Rabid bat confirmed in Cascade County

The Cascade County City-County Health Department confirmed that a bat has tested positive for rabies.

CCHD confirmed the rabies on Sept. 17, according to release.

The county’s last rabid animal, which was also a bat, was identified in August 2020.

Rabies is a fatal disease but preventative treatment for rabies is nearly 100 percent successful. The last identified human death from rabies in Montana occurred in 1997.

CCHD asks residents to follow these tips to prevent and appropriately respond to a rabies exposure:

  • Do not feed or handle wild animals, especially bats. Bats and skunks are the most likely carriers of the rabies virus in Montana and should be avoided. Bats are especially concerning because their teeth are so small that a bite may not be noticeable, and people are sometimes bitten in their sleep without knowing it.
  • Avoid animal bites from domestic animals.
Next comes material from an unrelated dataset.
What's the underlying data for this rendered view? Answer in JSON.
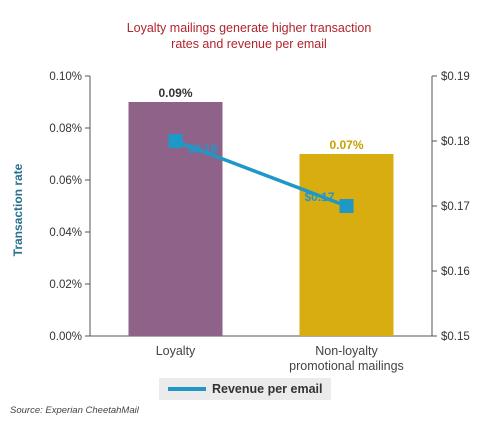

Do not approach unfamiliar animals, and always request the owner’s permission before petting an animal.
  • Do not attempt to help a sick or injured wild animal.
  • Vaccinate dogs and cats against rabies. Rabies vaccinations are required by law, and all dogs and cats should have a current rabies certificate. Cats are especially susceptible to rabies.
  • Bat-proof your house. Put screens on all windows, doors, and chimneys to prevent bat entry. Visit our website at https://www.cascadecountymt.gov/313/Rabies-Prevention for information on safely catching a bat in your home.
  • Know what to do if there’s a bite. If someone is bitten by a domestic dog, cat, or ferret, the animal can be observed for signs of rabies, almost always avoiding the need for treatment. If an animal cannot be located, observed, or tested, a person may need to undergo a series of immunizations to prevent rabies. If you are bitten, call a healthcare provider or CCHD immediately.